Впервые я прочел Cantos за много лет до встречи с Паундом. Одним прекрасным летом мы с Кристофером Миддлтоном путешествовали по Италии и Франции всего с двумя книгами — Джон Донн и Cantos. Я думаю, никто из нас не имел особого представления, о чем были эти стихотворения, за исключением того, что в них были странность и красота. В Донне всегда было что-то магическое. Я успел познакомиться с Годье еще до того, как узнал о Паунде. Слава Богу, в те дни университеты не трогали современную литературу!

Мой Паунд был прежде всего человеком, писавшим богатые, едва уловимые стихотворения, человеком, чей портрет-бюст высечен Годье. Моим первым желанием было выучить итальянский и провансальский и рисовать в манере кватроченто. Настоящее образование — бессознательное соблазнение.

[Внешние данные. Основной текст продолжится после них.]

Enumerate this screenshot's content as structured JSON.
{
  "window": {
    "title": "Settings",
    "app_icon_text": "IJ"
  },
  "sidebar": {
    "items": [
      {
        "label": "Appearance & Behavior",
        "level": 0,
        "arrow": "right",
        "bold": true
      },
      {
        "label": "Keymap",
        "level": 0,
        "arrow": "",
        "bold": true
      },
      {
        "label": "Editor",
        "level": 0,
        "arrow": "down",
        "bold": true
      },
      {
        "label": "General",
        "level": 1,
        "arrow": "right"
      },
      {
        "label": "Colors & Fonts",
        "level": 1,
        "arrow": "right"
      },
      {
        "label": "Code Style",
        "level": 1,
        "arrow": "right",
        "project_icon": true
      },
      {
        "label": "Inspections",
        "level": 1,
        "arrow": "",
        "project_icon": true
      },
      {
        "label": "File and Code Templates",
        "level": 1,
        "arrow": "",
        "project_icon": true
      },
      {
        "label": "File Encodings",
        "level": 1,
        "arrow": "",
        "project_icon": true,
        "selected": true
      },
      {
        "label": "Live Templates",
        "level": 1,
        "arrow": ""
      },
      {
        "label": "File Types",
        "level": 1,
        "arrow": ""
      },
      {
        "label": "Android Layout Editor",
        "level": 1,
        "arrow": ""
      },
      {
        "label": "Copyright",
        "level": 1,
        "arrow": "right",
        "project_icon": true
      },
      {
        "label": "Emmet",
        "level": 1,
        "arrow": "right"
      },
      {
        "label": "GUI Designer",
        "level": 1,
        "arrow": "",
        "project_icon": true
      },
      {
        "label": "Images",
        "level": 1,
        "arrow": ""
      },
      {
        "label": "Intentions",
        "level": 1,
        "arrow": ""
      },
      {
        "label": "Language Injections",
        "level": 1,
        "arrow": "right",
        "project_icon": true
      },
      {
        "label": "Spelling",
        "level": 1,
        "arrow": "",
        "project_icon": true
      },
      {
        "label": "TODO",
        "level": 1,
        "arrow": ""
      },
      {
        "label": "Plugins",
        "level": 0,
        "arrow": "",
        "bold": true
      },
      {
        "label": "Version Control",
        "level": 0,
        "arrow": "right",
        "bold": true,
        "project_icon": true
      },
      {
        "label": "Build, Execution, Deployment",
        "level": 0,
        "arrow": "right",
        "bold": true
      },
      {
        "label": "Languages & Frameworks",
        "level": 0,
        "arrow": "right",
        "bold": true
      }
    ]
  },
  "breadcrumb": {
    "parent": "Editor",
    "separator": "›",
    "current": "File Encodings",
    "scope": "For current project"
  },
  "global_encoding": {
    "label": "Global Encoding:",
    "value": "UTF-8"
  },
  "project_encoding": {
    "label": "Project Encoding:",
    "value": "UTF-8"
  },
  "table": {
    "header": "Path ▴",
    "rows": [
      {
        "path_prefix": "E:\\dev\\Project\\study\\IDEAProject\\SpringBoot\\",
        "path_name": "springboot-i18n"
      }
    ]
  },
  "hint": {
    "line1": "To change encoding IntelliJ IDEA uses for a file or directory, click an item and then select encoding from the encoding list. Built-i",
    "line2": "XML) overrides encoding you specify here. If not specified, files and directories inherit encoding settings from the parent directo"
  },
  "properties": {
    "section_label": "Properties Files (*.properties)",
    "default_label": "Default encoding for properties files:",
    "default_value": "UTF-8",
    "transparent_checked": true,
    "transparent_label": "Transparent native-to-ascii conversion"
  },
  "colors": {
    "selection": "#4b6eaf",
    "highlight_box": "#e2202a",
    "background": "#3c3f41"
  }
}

С тех пор мне пришлось познакомиться со многими другими версиями Паунда, хотя только у Хью Кеннера в его двух книгах и многочисленных эссе (и наших многочисленных беседах) он имеет какое-то сходство с тем Паундом, которого я знал. Сам он не изменил моего мнения о нем. Паунд говорил так, как я и предполагал. И именно в нем я впервые увидел, насколько безумным может быть антисемитизм. Я знал о войне, беженцах, Треблинке и Бухенвальде, о Европе в руинах.

Южане принимают определенную долю искаженной реальности как должное, и я был благодарен за тот день в церкви Святой Елизаветы, когда Паунд подарил экземпляр книги Фробениуса «Культурная жизнь Африки».

«Как вы собираетесь уезжать?» — спросил он, потянувшись за книгой.

Я сказал, что поездом. Он снял суперобложку и вывернул ее наизнанку. И я все понял. Агент Ротшильдов мог заметить меня по книге африканской антропологии и прийти в ярость от того, что знания свободно распространяются в Республике. Паранойя, подумал я. Но также почувствовал, что человек, у которого был и побег из расстрельной команды партизан, и концентрационный лагерь, где его держали в клетке, как животное, и на восьмом десятке жизни сумасшедший дом, имеет право на любые параноидальные фантазии, которые он с удовольствием лелеял.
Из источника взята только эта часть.